ジャンは刑務所に収監されます。そこで出会ったのが、自分よりも小柄なウサギのジム。猟師の命を奪って刑務所に入ったジムは、「そうしなけりゃ、こっちがやられちまったんだぞ」と語ります。ジャンとジムは親しくなり、ついには刑務所を脱走して森へ。ジャンの祖父に助けられ、今もふたりは誰にも見つからない場所で、身を潜めて暮らしています。

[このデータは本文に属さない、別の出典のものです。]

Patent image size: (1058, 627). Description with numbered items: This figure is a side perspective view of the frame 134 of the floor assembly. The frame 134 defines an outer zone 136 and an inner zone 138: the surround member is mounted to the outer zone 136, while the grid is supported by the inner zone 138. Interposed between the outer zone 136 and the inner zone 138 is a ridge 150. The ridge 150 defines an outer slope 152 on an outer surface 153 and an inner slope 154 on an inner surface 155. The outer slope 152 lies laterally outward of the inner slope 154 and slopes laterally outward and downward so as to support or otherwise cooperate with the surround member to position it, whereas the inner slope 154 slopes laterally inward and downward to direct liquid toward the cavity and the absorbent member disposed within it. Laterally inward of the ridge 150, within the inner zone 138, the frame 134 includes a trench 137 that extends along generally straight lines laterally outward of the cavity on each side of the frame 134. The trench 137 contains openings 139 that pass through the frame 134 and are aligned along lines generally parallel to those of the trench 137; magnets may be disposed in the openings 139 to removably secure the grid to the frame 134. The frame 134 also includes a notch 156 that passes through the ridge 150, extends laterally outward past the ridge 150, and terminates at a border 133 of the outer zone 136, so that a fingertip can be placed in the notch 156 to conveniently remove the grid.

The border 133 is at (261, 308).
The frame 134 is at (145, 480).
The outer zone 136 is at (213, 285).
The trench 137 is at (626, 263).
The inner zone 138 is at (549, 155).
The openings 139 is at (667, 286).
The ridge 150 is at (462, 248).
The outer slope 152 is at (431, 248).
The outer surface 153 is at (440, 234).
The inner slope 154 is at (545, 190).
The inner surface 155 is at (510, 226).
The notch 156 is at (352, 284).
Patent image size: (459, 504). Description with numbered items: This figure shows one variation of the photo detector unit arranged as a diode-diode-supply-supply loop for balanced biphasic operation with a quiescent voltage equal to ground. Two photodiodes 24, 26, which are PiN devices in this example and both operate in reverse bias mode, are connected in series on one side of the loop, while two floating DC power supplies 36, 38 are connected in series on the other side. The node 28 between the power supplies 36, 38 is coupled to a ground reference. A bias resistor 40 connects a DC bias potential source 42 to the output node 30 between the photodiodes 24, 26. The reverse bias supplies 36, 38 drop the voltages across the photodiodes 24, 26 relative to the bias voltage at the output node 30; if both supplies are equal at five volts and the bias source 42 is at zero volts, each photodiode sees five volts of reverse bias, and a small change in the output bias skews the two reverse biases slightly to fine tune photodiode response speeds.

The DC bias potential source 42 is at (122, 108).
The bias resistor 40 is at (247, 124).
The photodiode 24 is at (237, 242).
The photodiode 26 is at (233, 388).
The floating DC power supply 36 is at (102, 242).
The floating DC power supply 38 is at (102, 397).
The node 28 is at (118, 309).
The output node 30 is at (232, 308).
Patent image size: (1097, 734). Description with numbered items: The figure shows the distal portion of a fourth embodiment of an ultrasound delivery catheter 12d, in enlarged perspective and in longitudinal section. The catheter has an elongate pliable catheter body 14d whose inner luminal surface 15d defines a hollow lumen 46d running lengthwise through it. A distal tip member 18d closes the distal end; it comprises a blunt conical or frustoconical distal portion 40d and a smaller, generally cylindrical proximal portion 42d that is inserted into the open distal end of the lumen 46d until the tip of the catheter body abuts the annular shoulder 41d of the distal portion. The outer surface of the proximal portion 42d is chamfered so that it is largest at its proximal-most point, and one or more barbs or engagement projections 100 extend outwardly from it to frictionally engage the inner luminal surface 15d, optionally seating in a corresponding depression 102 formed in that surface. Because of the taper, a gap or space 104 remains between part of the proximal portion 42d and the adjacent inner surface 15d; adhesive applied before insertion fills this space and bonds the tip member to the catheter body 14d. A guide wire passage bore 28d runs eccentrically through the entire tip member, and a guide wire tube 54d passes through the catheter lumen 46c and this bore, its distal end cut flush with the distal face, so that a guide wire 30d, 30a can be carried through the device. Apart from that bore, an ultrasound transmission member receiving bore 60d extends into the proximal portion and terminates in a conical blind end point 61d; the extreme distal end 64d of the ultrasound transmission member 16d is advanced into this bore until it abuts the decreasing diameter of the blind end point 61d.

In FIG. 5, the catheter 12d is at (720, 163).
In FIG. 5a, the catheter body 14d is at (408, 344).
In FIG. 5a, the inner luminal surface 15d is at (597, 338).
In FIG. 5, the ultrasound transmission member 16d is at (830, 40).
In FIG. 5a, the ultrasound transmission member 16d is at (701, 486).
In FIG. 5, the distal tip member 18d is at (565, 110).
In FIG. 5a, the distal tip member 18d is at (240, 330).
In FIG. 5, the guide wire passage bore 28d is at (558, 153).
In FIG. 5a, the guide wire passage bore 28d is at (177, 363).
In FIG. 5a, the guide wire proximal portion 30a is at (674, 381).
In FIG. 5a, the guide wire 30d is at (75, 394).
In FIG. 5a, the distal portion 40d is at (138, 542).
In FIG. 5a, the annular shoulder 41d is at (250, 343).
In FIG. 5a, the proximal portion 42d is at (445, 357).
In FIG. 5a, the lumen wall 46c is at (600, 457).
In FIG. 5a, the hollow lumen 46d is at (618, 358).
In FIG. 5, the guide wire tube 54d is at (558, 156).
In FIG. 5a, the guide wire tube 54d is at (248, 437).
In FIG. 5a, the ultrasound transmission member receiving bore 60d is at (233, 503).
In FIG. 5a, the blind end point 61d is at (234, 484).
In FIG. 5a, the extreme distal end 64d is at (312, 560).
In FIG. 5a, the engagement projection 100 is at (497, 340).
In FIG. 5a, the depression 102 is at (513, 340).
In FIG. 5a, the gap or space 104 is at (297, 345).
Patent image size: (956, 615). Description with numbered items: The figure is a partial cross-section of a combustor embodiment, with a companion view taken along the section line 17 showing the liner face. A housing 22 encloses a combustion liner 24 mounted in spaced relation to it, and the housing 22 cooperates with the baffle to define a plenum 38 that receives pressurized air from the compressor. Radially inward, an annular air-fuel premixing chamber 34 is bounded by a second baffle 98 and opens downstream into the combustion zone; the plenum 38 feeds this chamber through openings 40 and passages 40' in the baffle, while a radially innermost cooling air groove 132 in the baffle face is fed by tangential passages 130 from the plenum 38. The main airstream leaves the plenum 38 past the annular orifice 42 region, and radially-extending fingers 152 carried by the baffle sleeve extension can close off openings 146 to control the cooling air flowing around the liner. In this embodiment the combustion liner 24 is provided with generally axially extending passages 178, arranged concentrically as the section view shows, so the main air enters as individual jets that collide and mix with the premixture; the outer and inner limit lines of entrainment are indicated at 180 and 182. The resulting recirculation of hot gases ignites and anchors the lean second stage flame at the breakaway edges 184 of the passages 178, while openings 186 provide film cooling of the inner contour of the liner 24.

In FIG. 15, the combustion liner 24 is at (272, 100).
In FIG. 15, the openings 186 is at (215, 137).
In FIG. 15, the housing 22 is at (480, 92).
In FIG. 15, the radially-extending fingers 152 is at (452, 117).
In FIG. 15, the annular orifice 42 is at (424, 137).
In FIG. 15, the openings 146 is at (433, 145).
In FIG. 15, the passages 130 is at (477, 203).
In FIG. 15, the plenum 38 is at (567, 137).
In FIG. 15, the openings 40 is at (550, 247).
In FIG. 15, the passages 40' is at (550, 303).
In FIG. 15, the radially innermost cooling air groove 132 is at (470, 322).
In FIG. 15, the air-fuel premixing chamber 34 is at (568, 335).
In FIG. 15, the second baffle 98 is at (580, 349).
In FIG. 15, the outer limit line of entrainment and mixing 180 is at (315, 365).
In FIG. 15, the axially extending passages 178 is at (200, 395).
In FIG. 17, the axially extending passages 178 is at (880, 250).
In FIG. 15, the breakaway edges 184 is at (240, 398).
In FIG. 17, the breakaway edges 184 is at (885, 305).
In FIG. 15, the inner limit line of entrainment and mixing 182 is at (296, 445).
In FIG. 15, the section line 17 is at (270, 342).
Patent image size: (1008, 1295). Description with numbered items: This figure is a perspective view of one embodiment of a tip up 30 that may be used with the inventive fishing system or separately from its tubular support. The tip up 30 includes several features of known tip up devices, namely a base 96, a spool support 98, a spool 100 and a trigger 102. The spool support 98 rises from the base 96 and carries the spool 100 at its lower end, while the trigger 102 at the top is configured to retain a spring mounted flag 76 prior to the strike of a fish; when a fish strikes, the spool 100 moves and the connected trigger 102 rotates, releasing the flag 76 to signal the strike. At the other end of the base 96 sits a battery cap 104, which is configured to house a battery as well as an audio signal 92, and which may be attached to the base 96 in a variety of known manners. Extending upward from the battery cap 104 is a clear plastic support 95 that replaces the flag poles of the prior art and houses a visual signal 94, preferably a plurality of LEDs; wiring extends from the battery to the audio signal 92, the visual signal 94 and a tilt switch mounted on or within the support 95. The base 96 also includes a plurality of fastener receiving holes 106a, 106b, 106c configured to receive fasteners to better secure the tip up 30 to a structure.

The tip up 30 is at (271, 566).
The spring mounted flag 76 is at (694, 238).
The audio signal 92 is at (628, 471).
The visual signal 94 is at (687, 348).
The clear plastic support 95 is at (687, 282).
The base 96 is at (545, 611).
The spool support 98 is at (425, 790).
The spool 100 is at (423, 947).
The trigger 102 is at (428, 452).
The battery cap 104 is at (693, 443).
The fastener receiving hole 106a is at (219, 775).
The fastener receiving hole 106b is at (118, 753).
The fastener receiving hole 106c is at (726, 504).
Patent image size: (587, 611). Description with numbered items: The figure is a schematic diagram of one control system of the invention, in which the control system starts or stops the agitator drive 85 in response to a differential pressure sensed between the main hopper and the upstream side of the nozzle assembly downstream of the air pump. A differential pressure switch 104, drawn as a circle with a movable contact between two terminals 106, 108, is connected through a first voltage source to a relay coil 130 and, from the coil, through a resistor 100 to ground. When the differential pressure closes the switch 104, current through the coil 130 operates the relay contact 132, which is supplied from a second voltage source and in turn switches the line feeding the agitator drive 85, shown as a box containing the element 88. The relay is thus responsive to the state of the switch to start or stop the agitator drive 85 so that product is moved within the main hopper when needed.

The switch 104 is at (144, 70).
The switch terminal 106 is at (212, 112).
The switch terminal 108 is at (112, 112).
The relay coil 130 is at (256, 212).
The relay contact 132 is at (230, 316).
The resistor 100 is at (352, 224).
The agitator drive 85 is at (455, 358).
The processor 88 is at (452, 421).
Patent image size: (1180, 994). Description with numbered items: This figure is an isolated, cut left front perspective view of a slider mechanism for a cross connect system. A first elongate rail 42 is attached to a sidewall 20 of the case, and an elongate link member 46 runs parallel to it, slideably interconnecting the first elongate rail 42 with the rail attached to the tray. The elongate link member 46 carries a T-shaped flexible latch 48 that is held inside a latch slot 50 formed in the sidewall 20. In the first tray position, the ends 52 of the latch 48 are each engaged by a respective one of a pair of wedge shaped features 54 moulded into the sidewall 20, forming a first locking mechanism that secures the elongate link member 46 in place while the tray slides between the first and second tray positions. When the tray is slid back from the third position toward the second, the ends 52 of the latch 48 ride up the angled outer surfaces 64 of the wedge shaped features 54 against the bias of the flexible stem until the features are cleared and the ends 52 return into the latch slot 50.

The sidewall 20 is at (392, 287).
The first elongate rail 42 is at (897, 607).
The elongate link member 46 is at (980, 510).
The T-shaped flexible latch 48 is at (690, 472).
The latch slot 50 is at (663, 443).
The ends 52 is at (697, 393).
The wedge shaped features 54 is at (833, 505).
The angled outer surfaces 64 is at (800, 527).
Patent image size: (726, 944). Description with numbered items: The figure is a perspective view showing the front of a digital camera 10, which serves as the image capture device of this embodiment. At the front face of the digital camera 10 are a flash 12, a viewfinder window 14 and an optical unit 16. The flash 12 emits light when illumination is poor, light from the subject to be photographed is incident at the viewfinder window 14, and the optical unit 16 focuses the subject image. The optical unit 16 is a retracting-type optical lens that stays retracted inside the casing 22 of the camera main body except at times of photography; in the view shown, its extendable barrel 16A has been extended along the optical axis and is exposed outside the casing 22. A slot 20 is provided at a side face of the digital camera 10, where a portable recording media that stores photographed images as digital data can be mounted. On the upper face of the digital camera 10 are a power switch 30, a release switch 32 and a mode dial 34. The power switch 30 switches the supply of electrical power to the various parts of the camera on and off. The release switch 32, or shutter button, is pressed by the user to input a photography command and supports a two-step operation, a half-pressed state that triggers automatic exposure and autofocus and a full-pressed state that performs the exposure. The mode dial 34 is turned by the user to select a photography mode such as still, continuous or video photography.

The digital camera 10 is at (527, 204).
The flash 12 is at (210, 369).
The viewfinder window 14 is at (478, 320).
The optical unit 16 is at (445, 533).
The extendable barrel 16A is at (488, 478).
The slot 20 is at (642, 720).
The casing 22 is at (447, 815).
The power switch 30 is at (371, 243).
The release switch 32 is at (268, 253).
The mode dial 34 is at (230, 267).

この絵本は、このような強烈な問題を提起している物語です。ジャンは、大人たちに一人前として認められないもどかしさに苦しみ、はめを外しすぎてしまいました。ジムの「そうしなけりゃ、こっちがやられてしまったんだぞ」という言葉は、ジャンの心境と重なります。
大人の何気ない態度が気付かぬうちに子どもを傷付け、壊してしまうことがあるのだという痛烈なメッセージが伝わってきます。こういった啓蒙により、自分を見つめなおしたり、反省したりするきっかけにもなると思いました。
大人向けの物語かも知れません。子どもにこの物語を読ませたいかどうかは判断に迷いますが、読むならば、ジャンに起こった出来事について考えることがたくさんあると思います。

すべてひらがなとカタカナで書かれています。

2025/09/02

「どうぶつかくれんぼ」ミッフィーのしかけ絵本

     
「どうぶつかくれんぼ」ミッフィーのしかけ絵本
ディック・ブルーナ 絵
講談社


折りたたまれたページや切り抜き穴の向こうに、ちらりと隠れて見える生きものたち。ページをめくって、誰が隠れているのかを見つけ出すのが楽しい絵本です。16cm四方のかわいらしいサイズで、シンプルな言葉と愛らしくはっきりした色使いでお馴染みのミッフィーの絵本です。中のページは厚手の紙ではなく傷みやすいので、一緒に見守ってあげるといいと思います。